In the postwar years, riders started demanding air-conditioning to replace fans that did little more than circulate stale air. With the purchase of 600 air-conditioned cars in 1967, the Lindsay administration got the ball rolling, but it would take until 1993 for the Transportation Authority to declare that 99 percent of its cars had AC.

In the postwar years, riders started demanding air-conditioning to replace fans that did little more than circulate stale air.Credit…Fred Sass/The New York Times

Unfortunately, the air-conditioners that remove hot air from the cars dump it directly into tunnels and stations, which do a fine job of trapping it.

In this way, the temperatures of both train and station have been linked for the last half-century.

It’s worth pointing out that temperatures are noticeably lower in the system’s newest stations, including the 7 line’s 2015 extension to Hudson Yards and the three new stops on the Second Avenue subway, which opened in 2017.

The agreeable atmosphere down there owes itself to cooling towers, where fans draw air across pipes filled with a mix of cold water and glycol. In Transit Authority parlance, it’s called “air-tempered climate control.”

“It’s not a full air-conditioning solution,” Mr. Torres-Springer said. “But it can keep the temperature about seven to 10 degrees cooler than the ambient temperature, and it helps to reduce humidity in the station, which is valuable.”

A similar cooling system for Grand Central Terminal — this one in the form of a 3,000-ton chiller plant — had the capacity to cool the station below, too, said Charles C. Copeland, president of consulting engineers Goldman Copeland, and the man who designed the chiller plant.

“When I was designing it, they came along midway and said, ‘Can you give us some cooling for the local subway line?’” Mr. Copeland said.

That is the only reason those coolers perched over the 4, 5 and 6 subway platforms are there at all.

This coincidence is also why we won’t be seeing chilled air pumped into older subway stops. “Other stations don’t have chiller plans,” Mr. Torres-Springer said.

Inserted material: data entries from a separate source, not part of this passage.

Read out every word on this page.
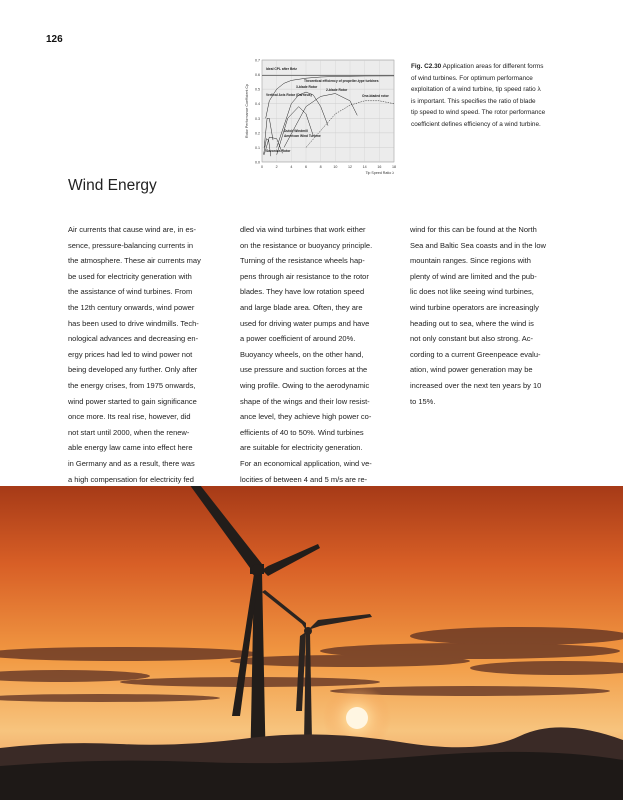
126
0.0
0.1
0.2
0.3
0.4
0.5
0.6
0.7
0	2	4	6	8	10	12	14	16	18
Tip Speed Ratio λ
Rotor Performance Coefficient Cp
Ideal CPL after Betz
Theoretical efficiency of propeller-type turbines
3-blade Rotor
2-blade Rotor
Vertical Axis Rotor (Darrieus)	One-bladed rotor
Dutch Windmill
American Wind Turbine
Savonius Rotor
Fig. C2.30 Application areas for different forms
of wind turbines. For optimum performance
exploitation of a wind turbine, tip speed ratio λ
is important. This specifies the ratio of blade
tip speed to wind speed. The rotor performance
coefficient defines efficiency of a wind turbine.
Wind Energy
Air currents that cause wind are, in es-
sence, pressure-balancing currents in
the atmosphere. These air currents may
be used for electricity generation with
the assistance of wind turbines. From
the 12th century onwards, wind power
has been used to drive windmills. Tech-
nological advances and decreasing en-
ergy prices had led to wind power not
being developed any further. Only after
the energy crises, from 1975 onwards,
wind power started to gain significance
once more. Its real rise, however, did
not start until 2000, when the renew-
able energy law came into effect here
in Germany and as a result, there was
a high compensation for electricity fed
dled via wind turbines that work either
on the resistance or buoyancy principle.
Turning of the resistance wheels hap-
pens through air resistance to the rotor
blades. They have low rotation speed
and large blade area. Often, they are
used for driving water pumps and have
a power coefficient of around 20%.
Buoyancy wheels, on the other hand,
use pressure and suction forces at the
wing profile. Owing to the aerodynamic
shape of the wings and their low resist-
ance level, they achieve high power co-
efficients of 40 to 50%. Wind turbines
are suitable for electricity generation.
For an economical application, wind ve-
locities of between 4 and 5 m/s are re-
wind for this can be found at the North
Sea and Baltic Sea coasts and in the low
mountain ranges. Since regions with
plenty of wind are limited and the pub-
lic does not like seeing wind turbines,
wind turbine operators are increasingly
heading out to sea, where the wind is
not only constant but also strong. Ac-
cording to a current Greenpeace evalu-
ation, wind power generation may be
increased over the next ten years by 10
to 15%.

But what if they did? When asked to ballpark the cost of retrofitting the entire system with spot chillers, Mr. Torres-Springer declined. (“I don’t even know how we would begin to go about estimating that,” he said.) But here’s some back-of-the-envelope math: Grand Central’s 43 chillers cost around $10 million when they were installed in 2000, or about $17 million in today’s dollars. Multiply that by the 281 underground stations and you land in the neighborhood of $4.8 billion.

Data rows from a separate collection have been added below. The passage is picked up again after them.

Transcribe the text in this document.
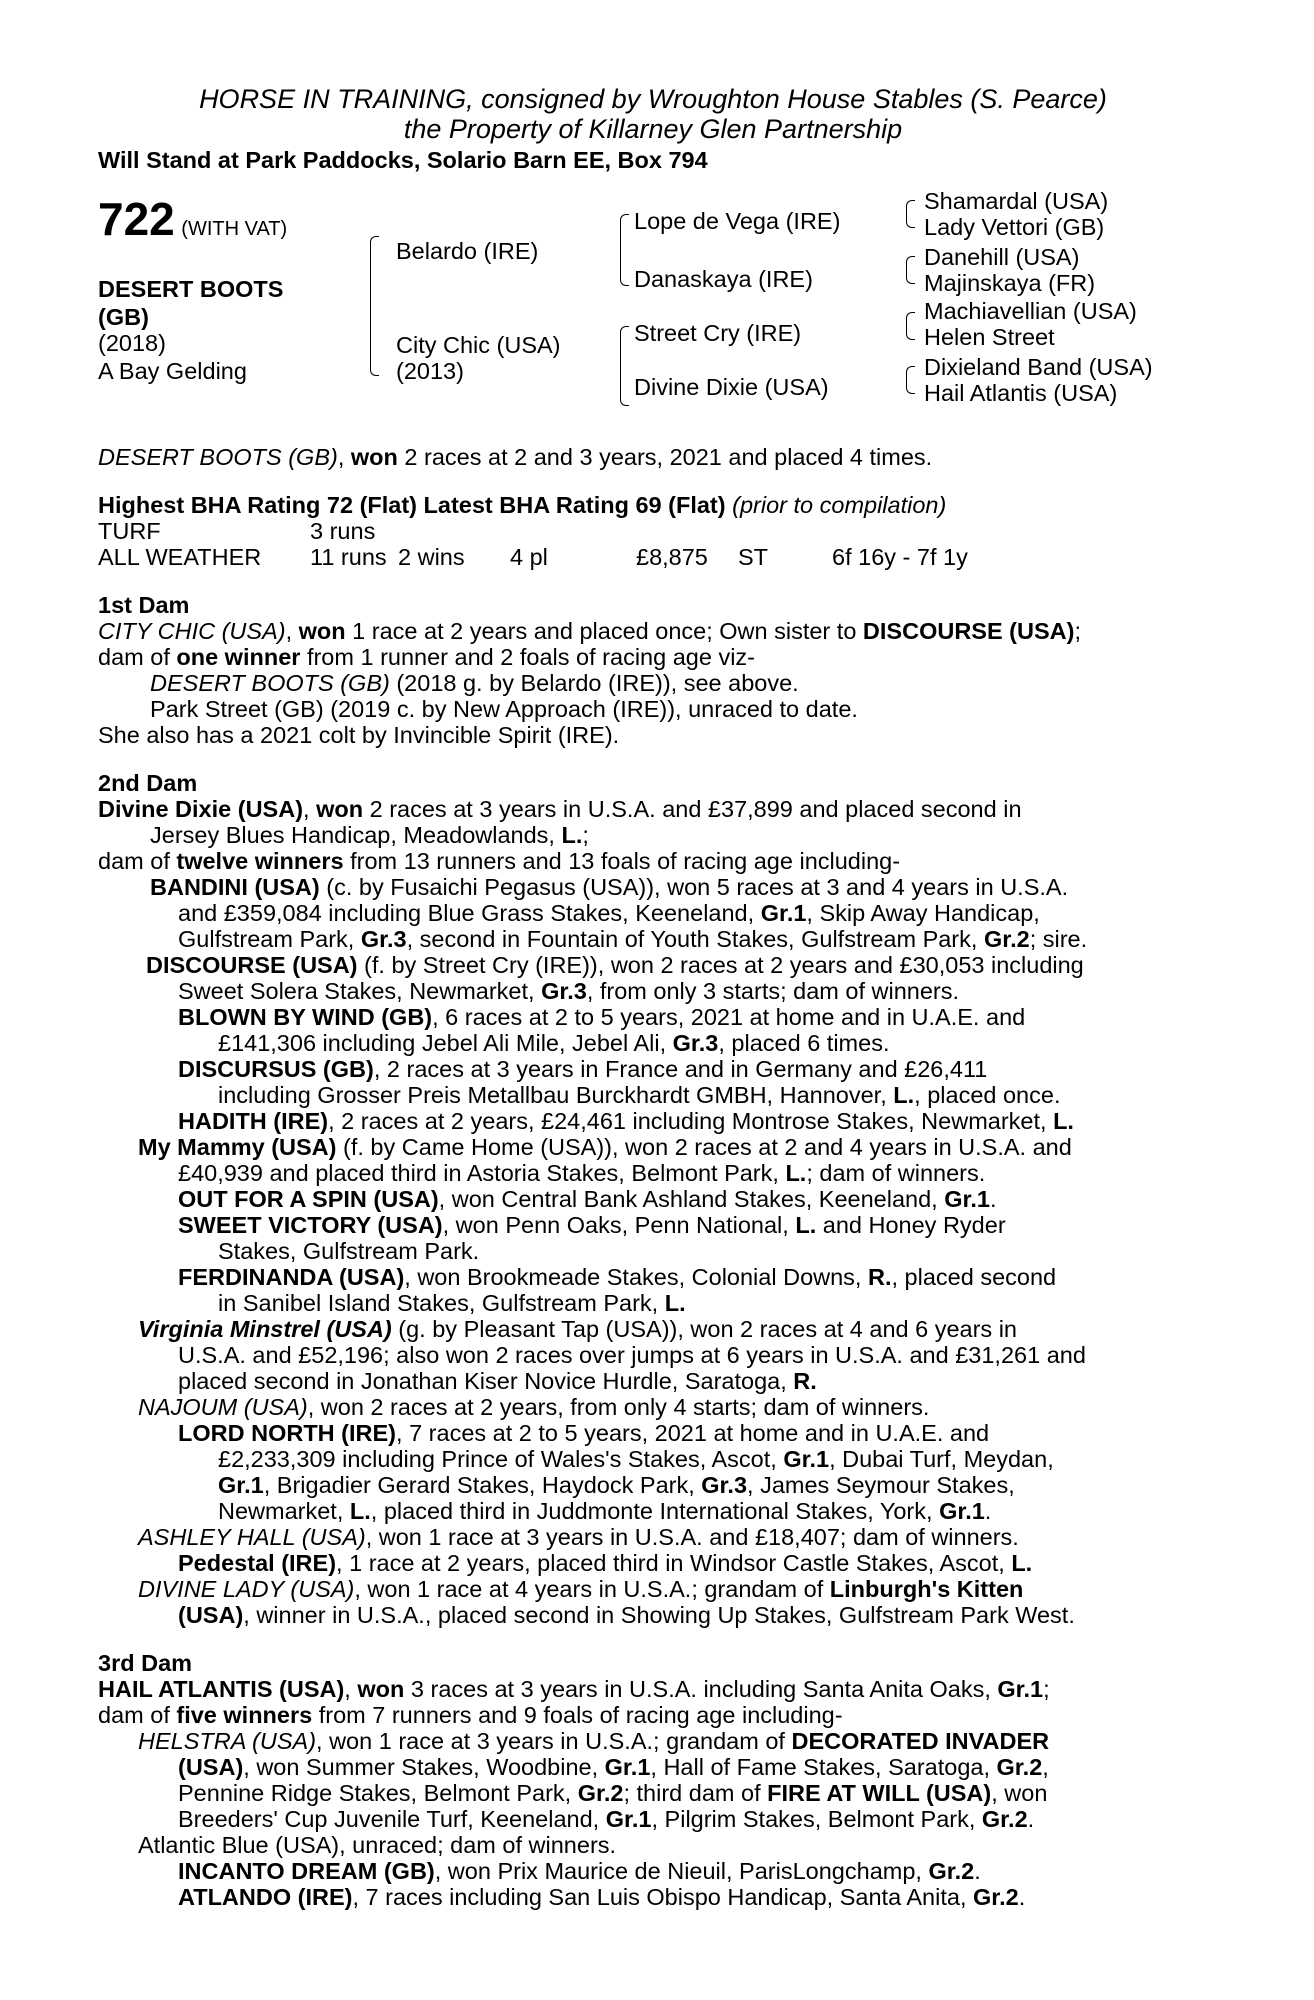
HORSE IN TRAINING, consigned by Wroughton House Stables (S. Pearce)
the Property of Killarney Glen Partnership
Will Stand at Park Paddocks, Solario Barn EE, Box 794
722 (WITH VAT)
DESERT BOOTS
(GB)
(2018)
A Bay Gelding
Belardo (IRE)
City Chic (USA)
(2013)
Lope de Vega (IRE)
Danaskaya (IRE)
Street Cry (IRE)
Divine Dixie (USA)
Shamardal (USA)
Lady Vettori (GB)
Danehill (USA)
Majinskaya (FR)
Machiavellian (USA)
Helen Street
Dixieland Band (USA)
Hail Atlantis (USA)

DESERT BOOTS (GB), won 2 races at 2 and 3 years, 2021 and placed 4 times.

Highest BHA Rating 72 (Flat) Latest BHA Rating 69 (Flat) (prior to compilation)

TURF	3 runs
ALL WEATHER	11 runs 2 wins	4 pl	£8,875	ST	6f 16y - 7f 1y
1st Dam

CITY CHIC (USA), won 1 race at 2 years and placed once; Own sister to DISCOURSE (USA);

dam of one winner from 1 runner and 2 foals of racing age viz-

DESERT BOOTS (GB) (2018 g. by Belardo (IRE)), see above.

Park Street (GB) (2019 c. by New Approach (IRE)), unraced to date.

She also has a 2021 colt by Invincible Spirit (IRE).

2nd Dam

Divine Dixie (USA), won 2 races at 3 years in U.S.A. and £37,899 and placed second in

Jersey Blues Handicap, Meadowlands, L.;

dam of twelve winners from 13 runners and 13 foals of racing age including-

BANDINI (USA) (c. by Fusaichi Pegasus (USA)), won 5 races at 3 and 4 years in U.S.A.

and £359,084 including Blue Grass Stakes, Keeneland, Gr.1, Skip Away Handicap,

Gulfstream Park, Gr.3, second in Fountain of Youth Stakes, Gulfstream Park, Gr.2; sire.

DISCOURSE (USA) (f. by Street Cry (IRE)), won 2 races at 2 years and £30,053 including

Sweet Solera Stakes, Newmarket, Gr.3, from only 3 starts; dam of winners.

BLOWN BY WIND (GB), 6 races at 2 to 5 years, 2021 at home and in U.A.E. and

£141,306 including Jebel Ali Mile, Jebel Ali, Gr.3, placed 6 times.

DISCURSUS (GB), 2 races at 3 years in France and in Germany and £26,411

including Grosser Preis Metallbau Burckhardt GMBH, Hannover, L., placed once.

HADITH (IRE), 2 races at 2 years, £24,461 including Montrose Stakes, Newmarket, L.

My Mammy (USA) (f. by Came Home (USA)), won 2 races at 2 and 4 years in U.S.A. and

£40,939 and placed third in Astoria Stakes, Belmont Park, L.; dam of winners.

OUT FOR A SPIN (USA), won Central Bank Ashland Stakes, Keeneland, Gr.1.

SWEET VICTORY (USA), won Penn Oaks, Penn National, L. and Honey Ryder

Stakes, Gulfstream Park.

FERDINANDA (USA), won Brookmeade Stakes, Colonial Downs, R., placed second

in Sanibel Island Stakes, Gulfstream Park, L.

Virginia Minstrel (USA) (g. by Pleasant Tap (USA)), won 2 races at 4 and 6 years in

U.S.A. and £52,196; also won 2 races over jumps at 6 years in U.S.A. and £31,261 and

placed second in Jonathan Kiser Novice Hurdle, Saratoga, R.

NAJOUM (USA), won 2 races at 2 years, from only 4 starts; dam of winners.

LORD NORTH (IRE), 7 races at 2 to 5 years, 2021 at home and in U.A.E. and

£2,233,309 including Prince of Wales's Stakes, Ascot, Gr.1, Dubai Turf, Meydan,

Gr.1, Brigadier Gerard Stakes, Haydock Park, Gr.3, James Seymour Stakes,

Newmarket, L., placed third in Juddmonte International Stakes, York, Gr.1.

ASHLEY HALL (USA), won 1 race at 3 years in U.S.A. and £18,407; dam of winners.

Pedestal (IRE), 1 race at 2 years, placed third in Windsor Castle Stakes, Ascot, L.

DIVINE LADY (USA), won 1 race at 4 years in U.S.A.; grandam of Linburgh's Kitten

(USA), winner in U.S.A., placed second in Showing Up Stakes, Gulfstream Park West.

3rd Dam

HAIL ATLANTIS (USA), won 3 races at 3 years in U.S.A. including Santa Anita Oaks, Gr.1;

dam of five winners from 7 runners and 9 foals of racing age including-

HELSTRA (USA), won 1 race at 3 years in U.S.A.; grandam of DECORATED INVADER

(USA), won Summer Stakes, Woodbine, Gr.1, Hall of Fame Stakes, Saratoga, Gr.2,

Pennine Ridge Stakes, Belmont Park, Gr.2; third dam of FIRE AT WILL (USA), won

Breeders' Cup Juvenile Turf, Keeneland, Gr.1, Pilgrim Stakes, Belmont Park, Gr.2.

Atlantic Blue (USA), unraced; dam of winners.

INCANTO DREAM (GB), won Prix Maurice de Nieuil, ParisLongchamp, Gr.2.

ATLANDO (IRE), 7 races including San Luis Obispo Handicap, Santa Anita, Gr.2.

“It’s a big number, even given the way the M.T.A. spends money,” said Danny Pearlstein, the policy and communications director for the Riders Alliance, a nonprofit that advocates for better public transit in New York.

But Mr. Pearlstein has a faster and cheaper solution to the problem of sweltering subway stations. “Run more air-conditioned trains to whisk people off the platform more quickly,” he said.

Or you can take the advice of author and subway historian Stan Fischler, who recalls a time when a sultry subway — trains and platforms both — was simply the price you paid to get where you were going.

“This is part of being a New Yorker,” he said. “You grin and bear it.”